YA author Patrick Ness (the "Chaos Walking" trilogy) was trusted with constructing "Class," and during BBC America's panel at New York Comic Con, his excitement for the project was contagious. Sharing the stage with cast members Greg Austin, Fady Elsayed, Sophie Hopkins and Vivian Oparah as well as Executive Producer Brian Minchin, Ness set the show up by explaining, that the first spoken line of the spinoff is, "Everybody knows students disappear from this school and no one talks about it." To Ness, this realm of unspoken terror is the perfect place to explore teen angst and extraterrestrial adventures.

"Coal Hill was featured in the very, very first episode of "Doctor Who" in 1963; his granddaughter went there," Ness explained. "The school has appeared in the show many times over the years. And with all of the activity that's taken place there, it's become a little bit of a magnet for things. Our show is about what happens to people when the Doctor is done. He leaves you behind to deal with the rest. When he says, 'The universe is different for you now,' what do you do? That's our show."

This setup proved a perfect introduction to the first trailer, which spurred the panel guests to gather in a celebratory hug as the audience cheered. "No pressure then," laughed Oparah. But Ness pointed out that pressure can be a great thing.

"I felt the same pressure I feel in anything, which is it's so hard to make something good," Ness began. "It's so hard to make something true. And that's really, really what we were after. I think it needs to start from a place of love with the Whoniverse and being welcoming to that. I think it's implicit in that question, that if I didn't feel pressure, I would just fuck it up. But I love the place. And the opportunity to engage in it, the opportunity to make new monsters, the opportunity to look at it from a different point of view, I mean the Whoniverse is so huge and so full of possibility! Literally, it's infinite. It's all of time and space. Just to have a corner and to get to take a look at it through the eyes of these four," He said, gesturing to the beaming cast mates, "what a pleasure. What an opportunity! So yeah, absolute pressure. You should always put pressure on yourself, just to do something true."

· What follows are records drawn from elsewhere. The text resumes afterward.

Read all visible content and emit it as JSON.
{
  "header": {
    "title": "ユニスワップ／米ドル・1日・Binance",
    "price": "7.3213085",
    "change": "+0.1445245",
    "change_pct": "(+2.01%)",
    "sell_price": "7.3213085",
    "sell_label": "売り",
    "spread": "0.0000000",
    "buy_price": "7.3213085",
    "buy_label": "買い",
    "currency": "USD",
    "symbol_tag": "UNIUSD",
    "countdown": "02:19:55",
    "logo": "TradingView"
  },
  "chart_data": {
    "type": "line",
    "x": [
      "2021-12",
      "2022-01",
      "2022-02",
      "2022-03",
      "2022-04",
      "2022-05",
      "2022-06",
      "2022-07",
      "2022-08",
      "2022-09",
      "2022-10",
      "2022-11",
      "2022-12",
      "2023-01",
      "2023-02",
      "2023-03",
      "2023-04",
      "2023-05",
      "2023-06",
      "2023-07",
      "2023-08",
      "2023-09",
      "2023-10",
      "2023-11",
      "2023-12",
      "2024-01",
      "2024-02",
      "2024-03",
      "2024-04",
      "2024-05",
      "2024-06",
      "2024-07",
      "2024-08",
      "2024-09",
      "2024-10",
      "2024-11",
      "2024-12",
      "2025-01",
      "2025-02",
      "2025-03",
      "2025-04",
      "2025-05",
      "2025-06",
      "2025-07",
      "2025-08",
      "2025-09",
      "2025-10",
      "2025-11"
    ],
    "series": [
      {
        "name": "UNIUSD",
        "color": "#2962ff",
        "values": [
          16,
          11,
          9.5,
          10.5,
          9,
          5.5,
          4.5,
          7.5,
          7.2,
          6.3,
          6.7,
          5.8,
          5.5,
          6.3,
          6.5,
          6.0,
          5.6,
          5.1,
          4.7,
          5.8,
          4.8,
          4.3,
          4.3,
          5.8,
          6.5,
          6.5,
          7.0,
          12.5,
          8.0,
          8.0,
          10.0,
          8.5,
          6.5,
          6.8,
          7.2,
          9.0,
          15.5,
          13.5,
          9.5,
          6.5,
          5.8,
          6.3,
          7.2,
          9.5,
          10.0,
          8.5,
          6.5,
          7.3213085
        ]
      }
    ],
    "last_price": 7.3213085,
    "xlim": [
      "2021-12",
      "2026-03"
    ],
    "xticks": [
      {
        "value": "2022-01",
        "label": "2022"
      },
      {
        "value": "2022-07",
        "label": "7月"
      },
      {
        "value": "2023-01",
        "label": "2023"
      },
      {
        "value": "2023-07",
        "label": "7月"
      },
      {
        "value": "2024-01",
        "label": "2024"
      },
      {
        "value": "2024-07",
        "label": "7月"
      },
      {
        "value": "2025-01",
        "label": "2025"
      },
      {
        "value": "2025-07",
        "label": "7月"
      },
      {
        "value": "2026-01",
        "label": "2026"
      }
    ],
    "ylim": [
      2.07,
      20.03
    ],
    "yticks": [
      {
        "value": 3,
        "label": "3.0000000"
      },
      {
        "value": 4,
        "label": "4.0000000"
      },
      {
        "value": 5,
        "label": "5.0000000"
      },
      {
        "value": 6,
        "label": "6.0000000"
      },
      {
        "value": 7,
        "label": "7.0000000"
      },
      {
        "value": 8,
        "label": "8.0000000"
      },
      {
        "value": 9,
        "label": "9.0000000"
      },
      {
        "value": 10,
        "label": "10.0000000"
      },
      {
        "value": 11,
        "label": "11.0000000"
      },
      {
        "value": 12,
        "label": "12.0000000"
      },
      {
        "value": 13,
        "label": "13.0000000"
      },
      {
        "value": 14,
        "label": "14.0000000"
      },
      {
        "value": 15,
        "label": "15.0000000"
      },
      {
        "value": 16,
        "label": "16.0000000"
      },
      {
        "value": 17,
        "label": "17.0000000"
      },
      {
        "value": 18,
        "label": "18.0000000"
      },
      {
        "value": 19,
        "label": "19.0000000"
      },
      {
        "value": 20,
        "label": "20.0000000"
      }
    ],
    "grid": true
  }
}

"It's the best toy box in the world," Ness said of joining the Whoniverse. "We've got some really great, really creepy monsters. We've got some that do unexpected things and play unexpected roles. I love the idea that if you don't have the Doctor around, sometimes you might face an alien that you'll never know the name of, you'll never know their motivation. You'll just have to deal with whatever it is."

For the celebrated author of "A Monster Calls" (and adapter of its upcoming feature film), creating new monsters for the Whoniverse was an opportunity he relished. "I thought, 'You know, if the worst happens and we only get eight episodes," he offered, "I'm going to go out guns blazing. And so if you have a chance to make up brand new "Doctor Who" monsters, yeah. I just did my best."

But as in love with all things "Doctor Who" as Ness is, he warned fans that he's no fan of cameos. Yes, Peter Capaldi will appear as the 12th Doctor in the premiere episode of "Class," but other notables from the Whoniverse are unlikely to pop by Coal Hill. "I think cameo appearances are like penises," he said earning outbursts of laughter from the audience. "If you put it in the scene it's all people are going to look at. So you have to have it there for a really, really good reason… I don't want anything to take away from the story."

We'll bring you more from the cast of "Class" with coverage of CBR's roundtable interviews.

"Class" will premiere along with "Doctor Who" in the spring of 2017 on BBC America.